The WVU Center for Gravitational Waves and Cosmology launched in August, and brings together researchers from the departments of physics and astronomy, mathematics, the Lane Department of Computer Science and Electrical Engineering, and the National Radio Astronomy Observatory in Green Bank.
Director Maura McLaughlin said the center’s research largely focuses on the detection of gravitational waves, which are invisible ripples in the fabric of spacetime that were predicted by Einstein in his theory of general relativity. Although the waves have yet to be detected, research is intensifying and researchers believe they are close to detecting them.
The research collaboration consists of nine faculty members, a postdoctoral fellow and approximately 20 graduate students.

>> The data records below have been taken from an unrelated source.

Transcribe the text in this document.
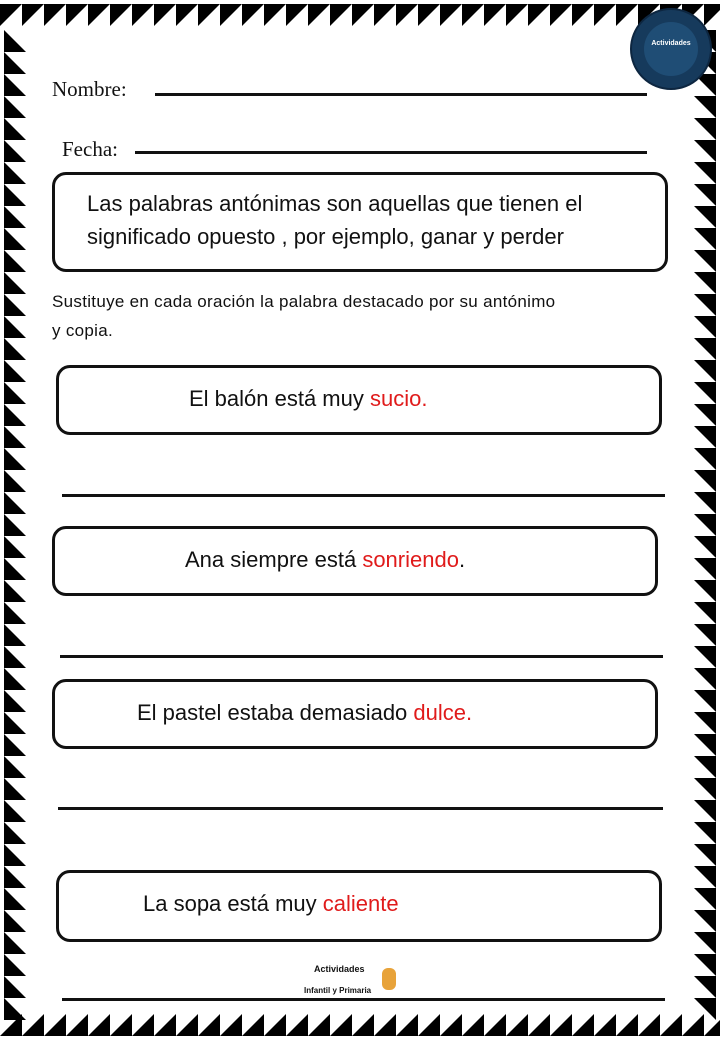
Actividades
Nombre:
Fecha:
Las palabras antónimas son aquellas que tienen el
significado opuesto , por ejemplo, ganar y perder
Sustituye en cada oración la palabra destacado por su antónimo
y copia.
El balón está muy sucio.
Ana siempre está sonriendo.
El pastel estaba demasiado dulce.
La sopa está muy caliente
Actividades
Infantil y Primaria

The center will soon host five postdoctoral fellows.
The new center on topics including pulsars, gravitational waves, numerical relativity, neutral hydrogen cosmology, the interstellar medium, instrumentation, and signal processing.
Researchers at the WVU center are utilizing the Green Bank Telescope to conduct their observations. Partnerships with researchers in computer science and electrical engineering allow the center to process large volumes of data from the telescope, she said.
Other work involves the use of different telescopes or various other ways of studying the universe. Partnerships with researchers in mathematics fosters the development of templates for detecting gravitational wave sources with interferometers, such as the Laser Interferometer Gravitational Observatory, called LIGO.
Taking a multidisciplinary approach to research is a growing trend in all scientific fields, McLaughlin said.
“The new center at WVU should make WVU researchers more competitive globally by fostering these types of collaborations,” she said.